I invite you to review an excellent blog by Lesley Kipling and Anthony Petito from the Microsoft Detection and Response Team (DART) on how Changing security incident response by utilizing the power of the cloud—DART tools, techniques, and procedures: part 1
Technical Skills and Capabilitiy
In my opinion the most important part of modernizing your security operations, is to take care of the security analysts and IT professionals on the front lines. It’s our duty to help them learn new skills and adapt to the changing landscape professionally. A key part of this is ensuring diversity among the skillsets. I encourage you to read the following blog by Ann Johnson Corporate Vice President Microsoft Cybersecurity Solutions Group How to solve the diversity problem in security
A few things I recommend to get started when it comes to technical skills development in cybersecurity:
- Take advantage of the *free* training Microsoft provides via it’s Ignite on-demand video content, found here. This catalog contains over 1000 videos recorded at it’s yearly IT pro conference.

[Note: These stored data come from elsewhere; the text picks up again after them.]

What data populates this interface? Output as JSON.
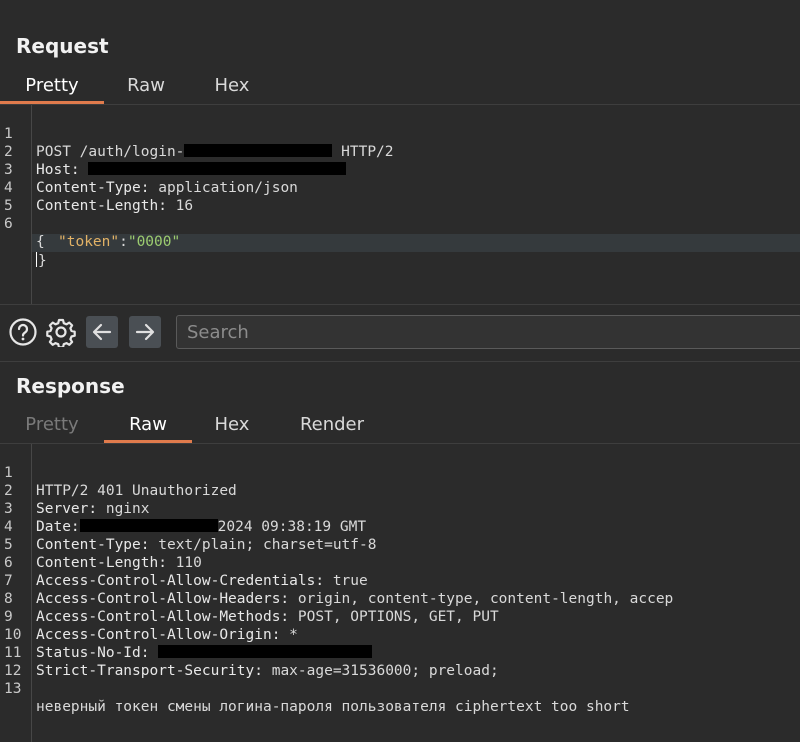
{
  "request": {
    "title": "Request",
    "tabs": [
      "Pretty",
      "Raw",
      "Hex"
    ],
    "lines": {
      "l1_method": "POST /auth/login-",
      "l1_proto": " HTTP/2",
      "l2_name": "Host:",
      "l3_name": "Content-Type:",
      "l3_value": " application/json",
      "l4_name": "Content-Length:",
      "l4_value": " 16",
      "l6": "{",
      "l7_key": "\"token\"",
      "l7_colon": ":",
      "l7_value": "\"0000\"",
      "l8": "}"
    },
    "line_numbers": [
      "1",
      "2",
      "3",
      "4",
      "5",
      "6"
    ]
  },
  "toolbar": {
    "help_icon": "question-circle-icon",
    "settings_icon": "gear-icon",
    "back_icon": "arrow-left-icon",
    "forward_icon": "arrow-right-icon",
    "search_placeholder": "Search"
  },
  "response": {
    "title": "Response",
    "tabs": [
      "Pretty",
      "Raw",
      "Hex",
      "Render"
    ],
    "line_numbers": [
      "1",
      "2",
      "3",
      "4",
      "5",
      "6",
      "7",
      "8",
      "9",
      "10",
      "11",
      "12",
      "13"
    ],
    "lines": {
      "l1": "HTTP/2 401 Unauthorized",
      "l2_name": "Server:",
      "l2_value": " nginx",
      "l3_name": "Date:",
      "l3_value": "2024 09:38:19 GMT",
      "l4_name": "Content-Type:",
      "l4_value": " text/plain; charset=utf-8",
      "l5_name": "Content-Length:",
      "l5_value": " 110",
      "l6_name": "Access-Control-Allow-Credentials:",
      "l6_value": " true",
      "l7_name": "Access-Control-Allow-Headers:",
      "l7_value": " origin, content-type, content-length, accep",
      "l8_name": "Access-Control-Allow-Methods:",
      "l8_value": " POST, OPTIONS, GET, PUT",
      "l9_name": "Access-Control-Allow-Origin:",
      "l9_value": " *",
      "l10_name": "Status-No-Id:",
      "l11_name": "Strict-Transport-Security:",
      "l11_value": " max-age=31536000; preload;",
      "l13": "неверный токен смены логина-пароля пользователя ciphertext too short"
    }
  },
  "colors": {
    "background": "#2b2b2b",
    "accent_underline": "#e07b4c",
    "json_key": "#e2b266",
    "json_string": "#9ccc70"
  }
}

- Encourage staying up to date on professional certifications such as:
- Certified Information Systems Security Professional https://www.isc2.org/Certifications/CISSP
- Certified Ethical Hacker https://www.eccouncil.org/programs/certified-ethical-hacker-ceh/
- CompTIA Security+ https://www.comptia.org/certifications/security
- Microsoft Security Certifications:
- Azure Security Engineer Associate https://docs.microsoft.com/en-us/learn/certifications/azure-security-engineer
- Microsoft 365 Security Administrator Associate https://docs.microsoft.com/en-us/learn/certifications/m365-security-administrator
- Other related industry and vendor certifications
Breaking Down Silos
In the video I discussed how SOC analysts are used to working in silos, whether it’s product specific silos or organizational silos. Attackers traverse silos, and unless your silos are talking to each other, attacks may go unnoticed.
“Attackers traverse silos, and unless your silos are talking to each other, attacks may go unnoticed.”
These silos must be integrated, where analysts can collaborate with their counterparts and share threat intelligence. Here’s a good visual that describes this:
Converging Tools & Data
Once the SOC teams are integrated, sharing intelligence and are able to collaborate, the tools and data also need to follow. The threat intelligence flowing in needs to automatically be correlated, and managed via a single interface – with the capability to automate response. A good example of this is using Microsoft Threat Protection and Azure Sentinel:
Note: Review Azure Sentinel Connectors to understand how to connect data sources from Microsoft Defender ATP, Azure ATP, Azure Active Directory, Microsoft Cloud App Security and more to Azure Sentinel.